A burguesia está apoiando Lula e as classes populares se sentem traídas pelo presidente. Essa constatação soa estranha para muita gente que só vê a realidade pela aparência, mas a realidade é complexa e, se observarmos a rede de relações e conveniências que envolveram o petista desde 2022, veremos que essa situação, dolorosa para muitos, é indiscutivelmente verdadeira.
Como jornalista, não posso me contentar com o que se diz ou com o que parece. Não posso aceitar narrativas que apresentam contradições. Daí que, no caso de Lula, pude observar problemas na sua volta ao poder, o que me fez, como jornalista, mais questionador quanto ao petista e, como cidadão, um eleitor a menos.
Recentemente, Lula admitiu que o valor do novo salário mínimo, o de R$1.621, é baixo. Mas é sempre aquela coisa, Lula opinando quando ele se torna incapaz de agir. É um comportamento de um pelego, que não consegue enfrentar de forma corajosa o patronato e atua com neutralidade quando deveria defender as classes populares com maior firmeza.
De que adianta Lula parecer enérgico quando está nas reuniões de cúpula internacionais se ele demora até para dar fim à escala 6x1 do trabalho? Não podemos nos esquecer de sua atuação dúbia quanto à reforma trabalhista do governo Michel Temer, quando o petista decidiu pela revisão e não pela revogação, dando a crer que o “pacote de maldades” do temeroso governante era “aproveitável”.
E os tais “recordes históricos” do “Efeito Lula”, com a mesma narrativa de crescimento de emprego do governo Temer, com trabalho precário apenas adaptado ao que restou das normas da CLT? E isso sem querer problemas trabalhistas sejam resolvidos, como o trabalho 100% comissionado, cuja remuneração é tão incerta quanto uma loteria.
Enfatizando demais a política externa, sob o preço de expor o Brasil perigosamente para o mundo, Lula pode não ter perdido todo o apoio das classes populares, mas ele se tornou tão baixo que uma situação engraçada se vou surgir.
A burguesia está pedindo para o povo pobre reeleger Lula pelo argumento do medo. “Vote em Lula, somente nele, senão Bolsonaro volta”. É uma espécie de voto de cabresto politicamente correto. Uma “psicologia do medo” para promover a “democracia de um homem só”.

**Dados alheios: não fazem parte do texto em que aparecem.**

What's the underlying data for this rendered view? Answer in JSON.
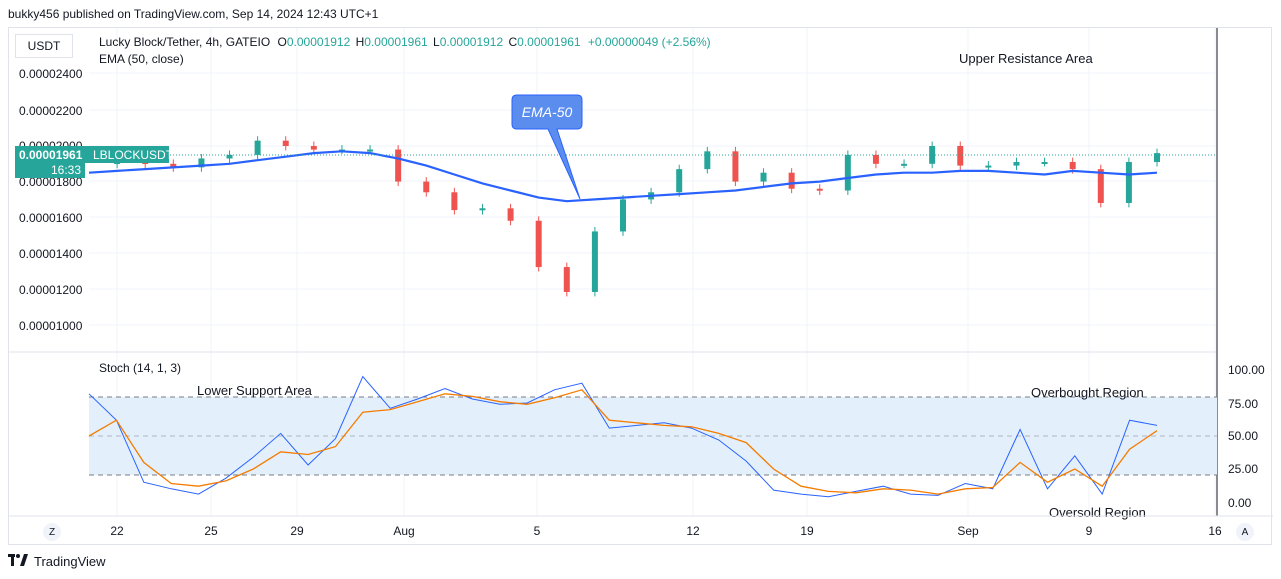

É certo que Lula e a burguesia tem divergências estruturais, mas a comunhão de interesses entre ambos é fato, e quem é que não está gostando é o povo pobre da vida real, que espera demais para obter conquistas que, quando chegam, estão aquém do desejado.
A simbologia de Lula como alguém associado aos excluídos sociais é algo que se dissolve na realidade e hoje reside meramente no âmbito da propaganda. Enquanto isso, a burguesia cada vez mais se identifica com o petista, por motivos que podem ser pragmáticos, mas que se tornam cada vez mais efetivos.
A logística da burguesia para apoiar Lula e torcer pela sua reeleição é está: as elites passam imagem de “generosa” e “humanista”, obtém respaldo nas redes sociais, além do fato de o petista ser mão aberta para iniciativas de caráter sociocultural.
Somente Lula tem disposição para investir nessas iniciativas, através das leis de incentivo fiscal. Vamos combinar que a direita moderada é mão fechada até para si mesma, não vai gastar dinheiro para coisas “desnecessárias” como um “baile funk” de riquinhos, por exemplo.
Além disso, a burguesia ilustrada, braço festivo e politicamente correto da burguesia, precisa parecer sempre “tudo de bom” e o apoio a Lula torna-se um meio para a elite bronzeada obter vantagens sociais, atrair prestígio e até manter seus privilégios de classe.
É claro que se trata de uma burguesia heterodoxa, que por sinal põe na conta da burguesia ortodoxa os males históricos do Brasil. Mas se trata de um artifício pelo qual a burguesia busca sobreviver se repaginando, tentando renegar o passado e fingindo ser diferente de si mesma. Daí que um Lula tornado pelego é a pessoa certa para a burguesia evitar a sua ruína.